If the results in this trial (and other recent trials of the same general kind) are valid, what are the implications for our understanding of the pathogenesis of ReA? It might be argued that arthritis is not maintained by persistent infection, and that the bacterial nucleic acids and antigens repeatedly demonstrated in synovial fluid or synovium are not relevant to pathogenesis.8,12–14,17,38–,41 Instead infection would be seen as a trigger of some form of autoimmune disease, directed against unknown joint components or even (in B27+ cases) HLA-B27 itself.42 However, it is also possible that persistent infection does play a crucial part in pathogenesis, but that the organisms triggering ReA enter a state in which they have low susceptibility to antibiotics, perhaps owing to very slow rates of multiplication.
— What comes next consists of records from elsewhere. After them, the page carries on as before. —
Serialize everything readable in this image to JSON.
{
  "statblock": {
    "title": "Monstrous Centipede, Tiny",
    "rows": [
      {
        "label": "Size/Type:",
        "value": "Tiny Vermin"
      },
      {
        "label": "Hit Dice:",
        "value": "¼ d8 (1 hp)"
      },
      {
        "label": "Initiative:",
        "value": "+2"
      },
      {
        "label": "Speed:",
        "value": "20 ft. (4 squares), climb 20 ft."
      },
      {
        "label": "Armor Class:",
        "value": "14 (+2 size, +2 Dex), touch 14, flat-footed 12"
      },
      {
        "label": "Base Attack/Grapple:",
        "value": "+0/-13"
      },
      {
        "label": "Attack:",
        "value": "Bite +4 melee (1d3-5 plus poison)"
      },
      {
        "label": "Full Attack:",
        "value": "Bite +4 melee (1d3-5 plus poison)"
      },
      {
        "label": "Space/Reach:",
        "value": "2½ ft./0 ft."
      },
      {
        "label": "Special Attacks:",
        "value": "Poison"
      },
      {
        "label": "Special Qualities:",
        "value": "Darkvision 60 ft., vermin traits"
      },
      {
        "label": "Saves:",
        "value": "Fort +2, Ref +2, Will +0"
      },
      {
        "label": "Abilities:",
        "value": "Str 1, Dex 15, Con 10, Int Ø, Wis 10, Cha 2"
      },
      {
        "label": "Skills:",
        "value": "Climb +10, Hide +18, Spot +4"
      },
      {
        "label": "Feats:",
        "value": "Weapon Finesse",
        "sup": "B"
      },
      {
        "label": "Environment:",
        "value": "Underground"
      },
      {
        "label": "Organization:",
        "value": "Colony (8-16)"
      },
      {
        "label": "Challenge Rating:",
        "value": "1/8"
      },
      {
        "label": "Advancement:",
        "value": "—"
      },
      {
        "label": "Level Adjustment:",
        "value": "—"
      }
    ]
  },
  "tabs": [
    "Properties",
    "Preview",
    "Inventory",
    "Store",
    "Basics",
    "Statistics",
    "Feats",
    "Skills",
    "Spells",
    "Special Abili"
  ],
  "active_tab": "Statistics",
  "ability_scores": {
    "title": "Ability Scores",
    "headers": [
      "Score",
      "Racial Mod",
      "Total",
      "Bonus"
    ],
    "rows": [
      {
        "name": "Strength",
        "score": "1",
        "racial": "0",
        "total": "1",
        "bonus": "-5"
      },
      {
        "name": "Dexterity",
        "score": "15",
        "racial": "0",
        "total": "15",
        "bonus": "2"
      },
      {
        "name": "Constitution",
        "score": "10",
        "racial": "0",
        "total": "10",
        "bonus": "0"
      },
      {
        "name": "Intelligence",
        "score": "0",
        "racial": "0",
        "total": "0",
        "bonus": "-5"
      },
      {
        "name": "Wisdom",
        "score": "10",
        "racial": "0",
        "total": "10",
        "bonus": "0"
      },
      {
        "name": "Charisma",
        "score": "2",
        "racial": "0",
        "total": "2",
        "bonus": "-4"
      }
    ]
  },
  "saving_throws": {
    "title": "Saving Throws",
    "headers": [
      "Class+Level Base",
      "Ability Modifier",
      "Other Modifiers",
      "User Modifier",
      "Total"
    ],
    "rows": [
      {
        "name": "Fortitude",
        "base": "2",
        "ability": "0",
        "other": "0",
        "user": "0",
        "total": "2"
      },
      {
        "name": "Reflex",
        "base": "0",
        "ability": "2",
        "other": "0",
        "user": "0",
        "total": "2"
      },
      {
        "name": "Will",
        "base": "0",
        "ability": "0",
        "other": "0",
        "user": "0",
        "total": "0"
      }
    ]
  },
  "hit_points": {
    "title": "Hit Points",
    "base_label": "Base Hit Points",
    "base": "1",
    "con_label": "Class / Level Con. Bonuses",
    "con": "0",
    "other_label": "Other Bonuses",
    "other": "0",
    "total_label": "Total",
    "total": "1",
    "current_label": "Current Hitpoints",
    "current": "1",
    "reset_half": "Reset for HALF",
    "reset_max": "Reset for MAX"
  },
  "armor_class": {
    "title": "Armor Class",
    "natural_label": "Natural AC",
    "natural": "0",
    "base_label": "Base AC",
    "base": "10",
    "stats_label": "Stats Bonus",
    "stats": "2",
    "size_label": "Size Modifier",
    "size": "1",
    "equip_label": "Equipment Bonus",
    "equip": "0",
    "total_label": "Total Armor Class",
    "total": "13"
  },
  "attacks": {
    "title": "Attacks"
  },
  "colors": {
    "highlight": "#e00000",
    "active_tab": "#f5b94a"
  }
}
Experimental evidence in Yersinia infection in rats suggests that antibiotics given at any time, except immediately after infection, prolong organism survival and excretion.43
In summary, this study does not support the use of a prolonged course of antibiotics for the alleviation of ReA. This is an important conclusion, because such treatment has become commonplace, perhaps as a reasonable response to the demonstration of organisms in the ReA joint. Instead disease modifying drugs such as sulfasalazine44–,46 and, possibly, methotrexate may be justified in severe disease which fails to resolve spontaneously, and there are now also reports of efficacy of tumour necrosis factor blocking compounds in chronic ReA.47,48
This study was supported by a research grant from Pfizer to EULAR. Pfizer also provided some logistical support for meetings and data management. The authors thank all the investigators who contributed to this study: Drs Bourgeois, Dehais, Kahn, and Valat, France; Drs Angelskaar and Helgetveit, Norway; Drs Pileckyte, Ranceva, and Venalis, Lithuania; Drs Dawes and Swinson, United Kingdom; Drs Häntzschel and Wollenhaupt, Germany; Drs Ebner and Machold, Austria; Dr Korda, Hungary; Drs Hakala, Kaipiainen-Seppänen, Luukkainen, Nissilä, Paimela, and Yli-Kerttula, Finland; Dr Mateicka, Slovakia; Drs Daugaard, Ejstrup, Lindberg, Nielsen, and van Overeem Hansen, Denmark; and Dr Baudoin, The Netherlands.